Rory poked her head in and looked thoughtfully at what Peter was doing. "I know a guy back home who does that for fun. He's pretty good, too. But the sacrifice is that he's really weird, too."
"Hey, Rory," Peter said, looking up. "I'm pretty weird, but I'm not very good at this. I'm trying to decide if that tradeoff is worth it at the moment."
"Hi, and you're not weird like him. That takes effort," she assured him. "I personally don't have the patience to even try. I'd breathe or something and it'd topple over."
"You could always rent some SCUBA equipment, which would solve the breathing problem, but that would be pretty weird," Peter said, getting another wall up. "On the other hand, that weirdness should help you with the construction if anything I've assumed is true."
"I considered glue before Hermione encouraged me to not cheat," Peter said. "Personally, I'm tempted to throw the cards in the air, shoot some webbing to hold the cards wherever they are, and call it deconstructivism."
Peter gave a chuckle at that. "Sometimes I wonder what exactly people were thinking when it came to that stuff. Then again, I'm not an art guy. Maybe there's actual thought that went into it that I just can't see?"
"Maybe?" Rory shook her head. "Pollock was drunk when he was painting half the time, so I don't know. I personally don't understand paying millions for something my year-old sister could've done with her drayons between her snack and naptime."
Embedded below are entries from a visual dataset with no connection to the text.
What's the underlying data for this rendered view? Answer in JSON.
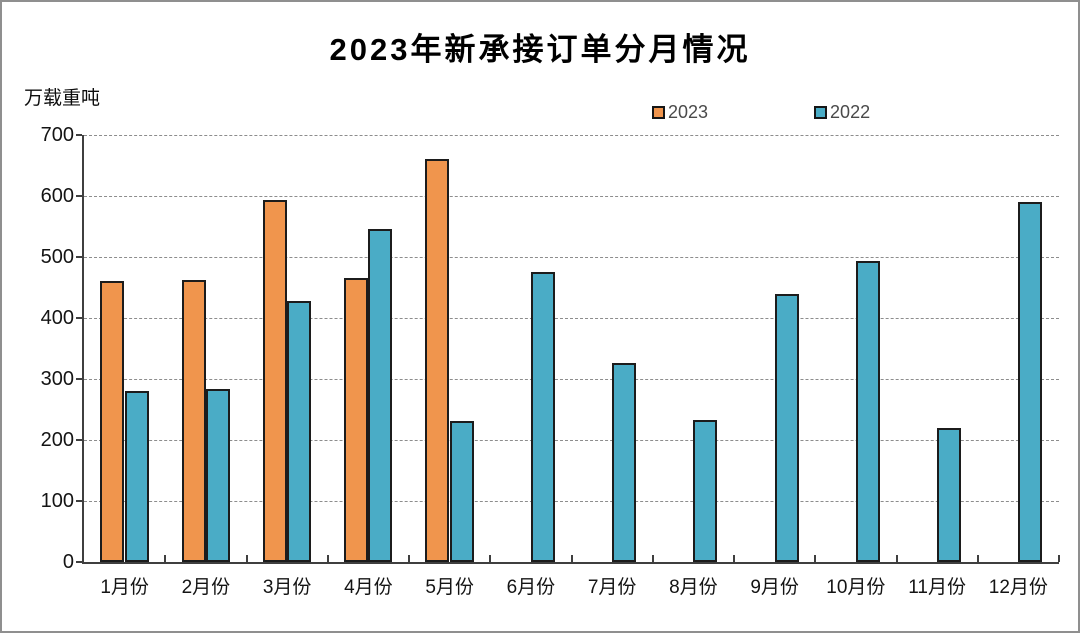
{
  "chart_data": {
    "type": "bar",
    "title": "2023年新承接订单分月情况",
    "ylabel": "万载重吨",
    "xlabel": "",
    "categories": [
      "1月份",
      "2月份",
      "3月份",
      "4月份",
      "5月份",
      "6月份",
      "7月份",
      "8月份",
      "9月份",
      "10月份",
      "11月份",
      "12月份"
    ],
    "series": [
      {
        "name": "2023",
        "color": "#F0954D",
        "values": [
          460,
          462,
          593,
          466,
          660,
          null,
          null,
          null,
          null,
          null,
          null,
          null
        ]
      },
      {
        "name": "2022",
        "color": "#4AACC6",
        "values": [
          280,
          283,
          428,
          546,
          231,
          476,
          326,
          232,
          440,
          493,
          220,
          591
        ]
      }
    ],
    "ylim": [
      0,
      700
    ],
    "yticks": [
      0,
      100,
      200,
      300,
      400,
      500,
      600,
      700
    ],
    "grid": "horizontal-dashed",
    "legend_position": "top",
    "bar_border_color": "#1c1c1c",
    "axis_color": "#3f3f3f"
  }
}
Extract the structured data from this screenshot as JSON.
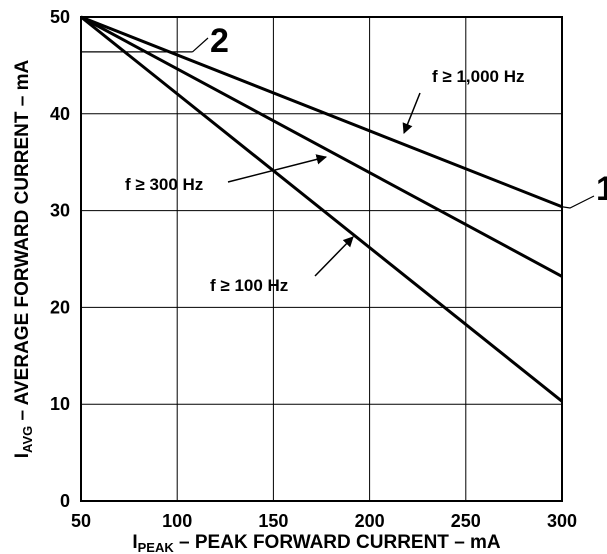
{
  "chart_data": {
    "type": "line",
    "xlabel_main": "I",
    "xlabel_sub": "PEAK",
    "xlabel_rest": " – PEAK FORWARD CURRENT – mA",
    "ylabel_main": "I",
    "ylabel_sub": "AVG",
    "ylabel_rest": " – AVERAGE FORWARD CURRENT – mA",
    "xlim": [
      50,
      300
    ],
    "ylim": [
      0,
      50
    ],
    "xticks": [
      50,
      100,
      150,
      200,
      250,
      300
    ],
    "yticks": [
      0,
      10,
      20,
      30,
      40,
      50
    ],
    "grid": true,
    "series": [
      {
        "name": "f ≥ 1,000 Hz",
        "x": [
          50,
          300
        ],
        "y": [
          50,
          30.4
        ]
      },
      {
        "name": "f ≥ 300 Hz",
        "x": [
          50,
          300
        ],
        "y": [
          50,
          23.2
        ]
      },
      {
        "name": "f ≥ 100 Hz",
        "x": [
          50,
          300
        ],
        "y": [
          50,
          10.3
        ]
      }
    ],
    "annotations": [
      {
        "text": "1",
        "x": 300,
        "y": 30.4
      },
      {
        "text": "2",
        "x": 108,
        "y": 46.4
      }
    ],
    "reference_line": {
      "x": [
        50,
        108
      ],
      "y": [
        46.4,
        46.4
      ]
    }
  }
}
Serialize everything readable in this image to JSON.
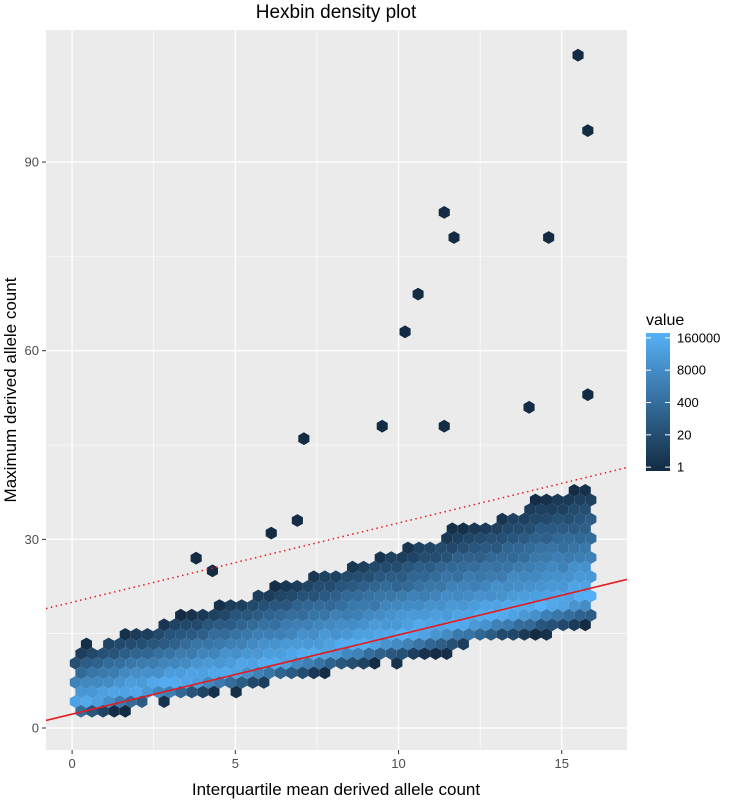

"It's all part of the evil art conspiracy," Peter tsked, waving a card around descriptively. There wasn't any word on what it was describing, but it was very descriptive. "They liquor you up just to take your money. That's just wrong."
"Exactly." Rory nodded seriously. "My mom's inn hosted a lot of gatherings for pretentious artists and art-buyers. They were boring and boozey. Much less interesting than say, the Poe convention."
"Well, aside from the fact that the inn burned down during that event, there were twenty or so men dressed up to look like Edgar Allen Poe. And they all did dramatic readings of his work. It was like, their main hobby."